Both disease activity and HLA-B27 determine gut microbiome dysbiosis in spondyloarthritis

Objective: Gut microbiome dysbiosis has previously been reported in spondyloarthritis (SpA) and could critically be involved in the pathogenesis of this disorder. The objective of this study was to further characterize the microbiota structure in SpA patients and to investigate the relationship between dysbiosis and disease activity, in light of the putative influence of genetic background. Methods: Shotgun sequencing was performed on fecal DNA isolated from stool samples of two groups of adult volunteers: SpA (N = 102) and healthy controls (N = 63). A subset of healthy controls comprised aged-matched siblings of patients with known HLA-B27 status. Changes in gut microbiota composition were assessed based on species diversity, enterotypes, taxonomical and functional differences. Results: Dysbiosis was confirmed in SpA compared to healthy controls. Restriction of microbiota diversity was detected in patients with the most active disease and the abundance of several bacterial species was correlated to the Bath Ankylosing Spondylitis Disease Activity Index. Among healthy controls, significant differences in microbiota composition were also detected between HLA-B27 positive and HLA-B27 negative siblings.
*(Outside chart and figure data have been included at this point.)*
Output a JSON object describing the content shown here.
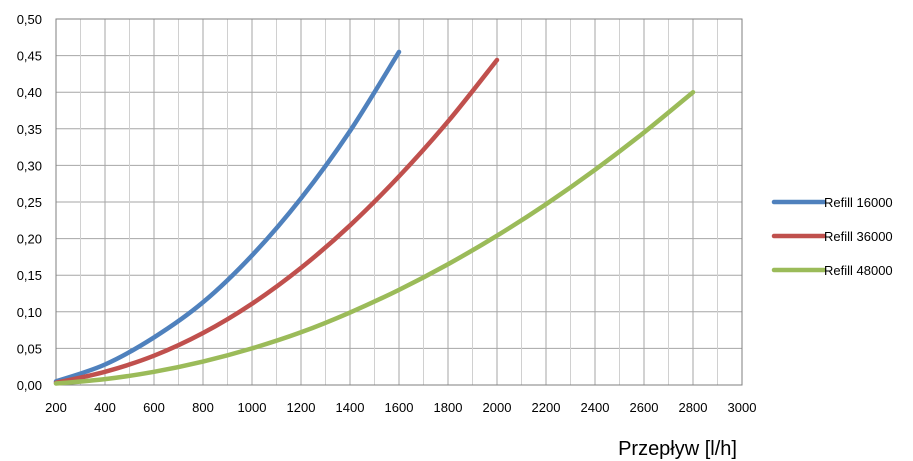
{
  "chart_data": {
    "type": "line",
    "title": "",
    "xlabel": "Przepływ [l/h]",
    "ylabel": "",
    "xlim": [
      200,
      3000
    ],
    "ylim": [
      0,
      0.5
    ],
    "x_ticks": [
      "200",
      "400",
      "600",
      "800",
      "1000",
      "1200",
      "1400",
      "1600",
      "1800",
      "2000",
      "2200",
      "2400",
      "2600",
      "2800",
      "3000"
    ],
    "y_ticks": [
      "0,00",
      "0,05",
      "0,10",
      "0,15",
      "0,20",
      "0,25",
      "0,30",
      "0,35",
      "0,40",
      "0,45",
      "0,50"
    ],
    "grid": true,
    "legend_position": "right",
    "series": [
      {
        "name": "Refill 16000",
        "color": "#4F81BD",
        "x": [
          200,
          400,
          600,
          800,
          1000,
          1200,
          1400,
          1600
        ],
        "y": [
          0.005,
          0.028,
          0.065,
          0.113,
          0.177,
          0.255,
          0.347,
          0.455
        ]
      },
      {
        "name": "Refill 36000",
        "color": "#C0504D",
        "x": [
          200,
          400,
          600,
          800,
          1000,
          1200,
          1400,
          1600,
          1800,
          2000
        ],
        "y": [
          0.003,
          0.018,
          0.04,
          0.071,
          0.111,
          0.16,
          0.218,
          0.285,
          0.36,
          0.444
        ]
      },
      {
        "name": "Refill 48000",
        "color": "#9BBB59",
        "x": [
          200,
          400,
          600,
          800,
          1000,
          1200,
          1400,
          1600,
          1800,
          2000,
          2200,
          2400,
          2600,
          2800
        ],
        "y": [
          0.002,
          0.008,
          0.018,
          0.032,
          0.05,
          0.072,
          0.099,
          0.13,
          0.165,
          0.204,
          0.247,
          0.294,
          0.345,
          0.4
        ]
      }
    ]
  }
}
We highlighted a decreased abundance of several species in SpA patients, especially belonging to Clostridiales order. Among the few species of increased abundance Ruminococcus. gnavus was one of the top differentiating species. Conclusion: These findings reveal that genetic background, as well as the disease activity level, are likely to influence gut microbiota composition. It could be relevant for further research on chronic arthritis to focus on these key parameters.